I know this post is almost 1 year old but I hope the author can tell me how (s)he get the Ecolink Door Sensors to work with HA.

I have no problem including the Ecolink sensors (to Aeotec Zwave Stick 5) but that is as far as I can get. None of the entities (contact, tamper, burglar) report anything with the exception of the battery. The initial state of the contact entity is “Off”. If I remove/replace the battery this may switch to “On”. I have then taken this same device and added it to my Smartthing hub and there it works perfectly. This is fine for now but my goal is to eliminate ST and use only HA.

Any help with this would be greatly appreciated.

Currently running Home Assistant 0.116.2 but this problem started way before this.

SOLVED: Dont add this device via the Z-wave stick include option.
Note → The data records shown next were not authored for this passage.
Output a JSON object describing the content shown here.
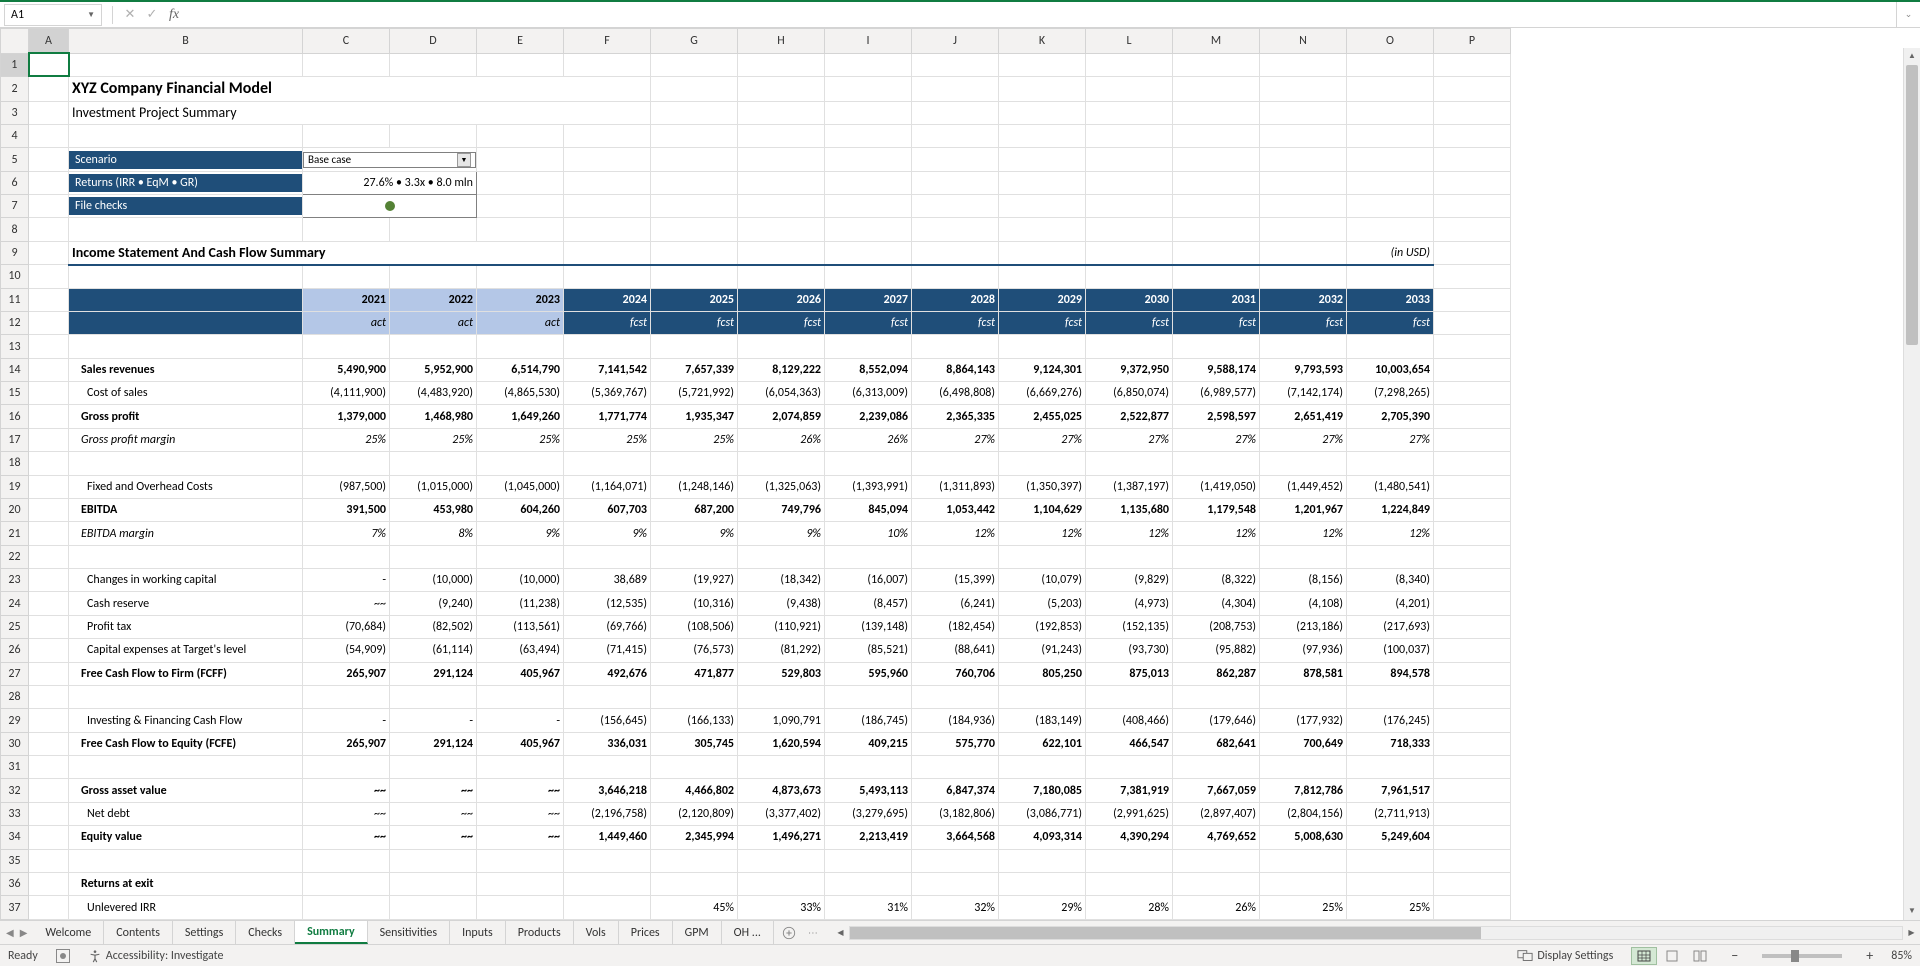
{
  "nameBox": "A1",
  "formula": "",
  "columns": [
    "A",
    "B",
    "C",
    "D",
    "E",
    "F",
    "G",
    "H",
    "I",
    "J",
    "K",
    "L",
    "M",
    "N",
    "O",
    "P"
  ],
  "title": "XYZ Company Financial Model",
  "subtitle": "Investment Project Summary",
  "scenario": {
    "label": "Scenario",
    "value": "Base case"
  },
  "returns": {
    "label": "Returns (IRR • EqM • GR)",
    "value": "27.6% • 3.3x • 8.0 mln"
  },
  "fileChecks": {
    "label": "File checks"
  },
  "sectionHeader": "Income Statement And Cash Flow Summary",
  "currency": "(in USD)",
  "years": [
    "2021",
    "2022",
    "2023",
    "2024",
    "2025",
    "2026",
    "2027",
    "2028",
    "2029",
    "2030",
    "2031",
    "2032",
    "2033"
  ],
  "yearTypes": [
    "act",
    "act",
    "act",
    "fcst",
    "fcst",
    "fcst",
    "fcst",
    "fcst",
    "fcst",
    "fcst",
    "fcst",
    "fcst",
    "fcst"
  ],
  "rows": [
    {
      "r": 14,
      "label": "Sales revenues",
      "bold": true,
      "ind": 0,
      "vals": [
        "5,490,900",
        "5,952,900",
        "6,514,790",
        "7,141,542",
        "7,657,339",
        "8,129,222",
        "8,552,094",
        "8,864,143",
        "9,124,301",
        "9,372,950",
        "9,588,174",
        "9,793,593",
        "10,003,654"
      ]
    },
    {
      "r": 15,
      "label": "Cost of sales",
      "ind": 1,
      "vals": [
        "(4,111,900)",
        "(4,483,920)",
        "(4,865,530)",
        "(5,369,767)",
        "(5,721,992)",
        "(6,054,363)",
        "(6,313,009)",
        "(6,498,808)",
        "(6,669,276)",
        "(6,850,074)",
        "(6,989,577)",
        "(7,142,174)",
        "(7,298,265)"
      ]
    },
    {
      "r": 16,
      "label": "Gross profit",
      "bold": true,
      "bt": true,
      "ind": 0,
      "vals": [
        "1,379,000",
        "1,468,980",
        "1,649,260",
        "1,771,774",
        "1,935,347",
        "2,074,859",
        "2,239,086",
        "2,365,335",
        "2,455,025",
        "2,522,877",
        "2,598,597",
        "2,651,419",
        "2,705,390"
      ]
    },
    {
      "r": 17,
      "label": "Gross profit margin",
      "ital": true,
      "ind": 0,
      "vals": [
        "25%",
        "25%",
        "25%",
        "25%",
        "25%",
        "26%",
        "26%",
        "27%",
        "27%",
        "27%",
        "27%",
        "27%",
        "27%"
      ]
    },
    {
      "r": 18,
      "blank": true
    },
    {
      "r": 19,
      "label": "Fixed and Overhead Costs",
      "ind": 1,
      "vals": [
        "(987,500)",
        "(1,015,000)",
        "(1,045,000)",
        "(1,164,071)",
        "(1,248,146)",
        "(1,325,063)",
        "(1,393,991)",
        "(1,311,893)",
        "(1,350,397)",
        "(1,387,197)",
        "(1,419,050)",
        "(1,449,452)",
        "(1,480,541)"
      ]
    },
    {
      "r": 20,
      "label": "EBITDA",
      "bold": true,
      "bt": true,
      "ind": 0,
      "vals": [
        "391,500",
        "453,980",
        "604,260",
        "607,703",
        "687,200",
        "749,796",
        "845,094",
        "1,053,442",
        "1,104,629",
        "1,135,680",
        "1,179,548",
        "1,201,967",
        "1,224,849"
      ]
    },
    {
      "r": 21,
      "label": "EBITDA margin",
      "ital": true,
      "ind": 0,
      "vals": [
        "7%",
        "8%",
        "9%",
        "9%",
        "9%",
        "9%",
        "10%",
        "12%",
        "12%",
        "12%",
        "12%",
        "12%",
        "12%"
      ]
    },
    {
      "r": 22,
      "blank": true
    },
    {
      "r": 23,
      "label": "Changes in working capital",
      "ind": 1,
      "vals": [
        "-",
        "(10,000)",
        "(10,000)",
        "38,689",
        "(19,927)",
        "(18,342)",
        "(16,007)",
        "(15,399)",
        "(10,079)",
        "(9,829)",
        "(8,322)",
        "(8,156)",
        "(8,340)"
      ]
    },
    {
      "r": 24,
      "label": "Cash reserve",
      "ind": 1,
      "vals": [
        "~~",
        "(9,240)",
        "(11,238)",
        "(12,535)",
        "(10,316)",
        "(9,438)",
        "(8,457)",
        "(6,241)",
        "(5,203)",
        "(4,973)",
        "(4,304)",
        "(4,108)",
        "(4,201)"
      ]
    },
    {
      "r": 25,
      "label": "Profit tax",
      "ind": 1,
      "vals": [
        "(70,684)",
        "(82,502)",
        "(113,561)",
        "(69,766)",
        "(108,506)",
        "(110,921)",
        "(139,148)",
        "(182,454)",
        "(192,853)",
        "(152,135)",
        "(208,753)",
        "(213,186)",
        "(217,693)"
      ]
    },
    {
      "r": 26,
      "label": "Capital expenses at Target's level",
      "ind": 1,
      "vals": [
        "(54,909)",
        "(61,114)",
        "(63,494)",
        "(71,415)",
        "(76,573)",
        "(81,292)",
        "(85,521)",
        "(88,641)",
        "(91,243)",
        "(93,730)",
        "(95,882)",
        "(97,936)",
        "(100,037)"
      ]
    },
    {
      "r": 27,
      "label": "Free Cash Flow to Firm (FCFF)",
      "bold": true,
      "bt": true,
      "ind": 0,
      "vals": [
        "265,907",
        "291,124",
        "405,967",
        "492,676",
        "471,877",
        "529,803",
        "595,960",
        "760,706",
        "805,250",
        "875,013",
        "862,287",
        "878,581",
        "894,578"
      ]
    },
    {
      "r": 28,
      "blank": true
    },
    {
      "r": 29,
      "label": "Investing & Financing Cash Flow",
      "ind": 1,
      "vals": [
        "-",
        "-",
        "-",
        "(156,645)",
        "(166,133)",
        "1,090,791",
        "(186,745)",
        "(184,936)",
        "(183,149)",
        "(408,466)",
        "(179,646)",
        "(177,932)",
        "(176,245)"
      ]
    },
    {
      "r": 30,
      "label": "Free Cash Flow to Equity (FCFE)",
      "bold": true,
      "bt": true,
      "ind": 0,
      "vals": [
        "265,907",
        "291,124",
        "405,967",
        "336,031",
        "305,745",
        "1,620,594",
        "409,215",
        "575,770",
        "622,101",
        "466,547",
        "682,641",
        "700,649",
        "718,333"
      ]
    },
    {
      "r": 31,
      "blank": true
    },
    {
      "r": 32,
      "label": "Gross asset value",
      "bold": true,
      "ind": 0,
      "vals": [
        "~~",
        "~~",
        "~~",
        "3,646,218",
        "4,466,802",
        "4,873,673",
        "5,493,113",
        "6,847,374",
        "7,180,085",
        "7,381,919",
        "7,667,059",
        "7,812,786",
        "7,961,517"
      ]
    },
    {
      "r": 33,
      "label": "Net debt",
      "ind": 1,
      "vals": [
        "~~",
        "~~",
        "~~",
        "(2,196,758)",
        "(2,120,809)",
        "(3,377,402)",
        "(3,279,695)",
        "(3,182,806)",
        "(3,086,771)",
        "(2,991,625)",
        "(2,897,407)",
        "(2,804,156)",
        "(2,711,913)"
      ]
    },
    {
      "r": 34,
      "label": "Equity value",
      "bold": true,
      "bt": true,
      "ind": 0,
      "vals": [
        "~~",
        "~~",
        "~~",
        "1,449,460",
        "2,345,994",
        "1,496,271",
        "2,213,419",
        "3,664,568",
        "4,093,314",
        "4,390,294",
        "4,769,652",
        "5,008,630",
        "5,249,604"
      ]
    },
    {
      "r": 35,
      "blank": true
    },
    {
      "r": 36,
      "label": "Returns at exit",
      "bold": true,
      "ind": 0,
      "vals": [
        "",
        "",
        "",
        "",
        "",
        "",
        "",
        "",
        "",
        "",
        "",
        "",
        ""
      ]
    },
    {
      "r": 37,
      "label": "Unlevered IRR",
      "ind": 1,
      "vals": [
        "",
        "",
        "",
        "",
        "45%",
        "33%",
        "31%",
        "32%",
        "29%",
        "28%",
        "26%",
        "25%",
        "25%"
      ]
    }
  ],
  "sheetTabs": [
    "Welcome",
    "Contents",
    "Settings",
    "Checks",
    "Summary",
    "Sensitivities",
    "Inputs",
    "Products",
    "Vols",
    "Prices",
    "GPM",
    "OH ..."
  ],
  "activeTab": "Summary",
  "status": {
    "ready": "Ready",
    "acc": "Accessibility: Investigate",
    "display": "Display Settings",
    "zoom": "85%"
  }
}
Instead add it via the HA interface Menu option Configuration/Integration/Zwave/Configure Put the Ecolink device into include mode and select Add Node Secure Once included this device works properly.

Maybe this topic is too old, i I bought myself some DIGOO window sensors and I don’t get how to distinguish between the tamper button and the reed contact:

Magnet ON:
{“Time”:“2021-02-10T16:40:15”,“RfReceived”:{“Sync”:12930,“Low”:440,“High”:1260,“Data”:“1B7849”,“RfKey”:“None”}}

Magnet OFF:
{“Time”:“2021-02-10T16:44:00”,“RfReceived”:{“Sync”:12940,“Low”:440,“High”:1260,“Data”:“1B7843”,“RfKey”:“None”}}

Tamper OPEN:

{“Time”:“2021-02-10T16:44:00”,“RfReceived”:{“Sync”:12950,“Low”:440,“High”:1260,“Data”:“1B7843”,“RfKey”:“None”}}

Low battery: (powered with 2.2 V instead of battery)

{“Time”:“2021-02-10T16:51:12”,“RfReceived”:{“Sync”:12930,“Low”:440,“High”:1270,“Data”:“1B784D”,“RfKey”:“None”}}

The 'data ’ for Magnet OFF (aka door open) is the same as the data for Tamper Open.

Is that ‘sync’ field useful for something? Can I use it to distinguish between the 2 states ? i powered the sensor a few times and the sync number changed every time, It seemed to stay consistent within one power cycle. I don’t really know anything about the protocol that’s why I hope to find someone to answer my question

I think the so-called tamper function is not really useful as it means the same as 'the door has opened ’

I found the low battery warning useful though.
Has anyone had this issue?

i thought to share also the current when powered at 3V:

Idle : 0.27 uA
Transmitting: 200 mA

forum won’t let me post more than 1 image

Transmission current :

I confirm this, see this topic :

You should not, it can vary from one signal to another. Just use data field.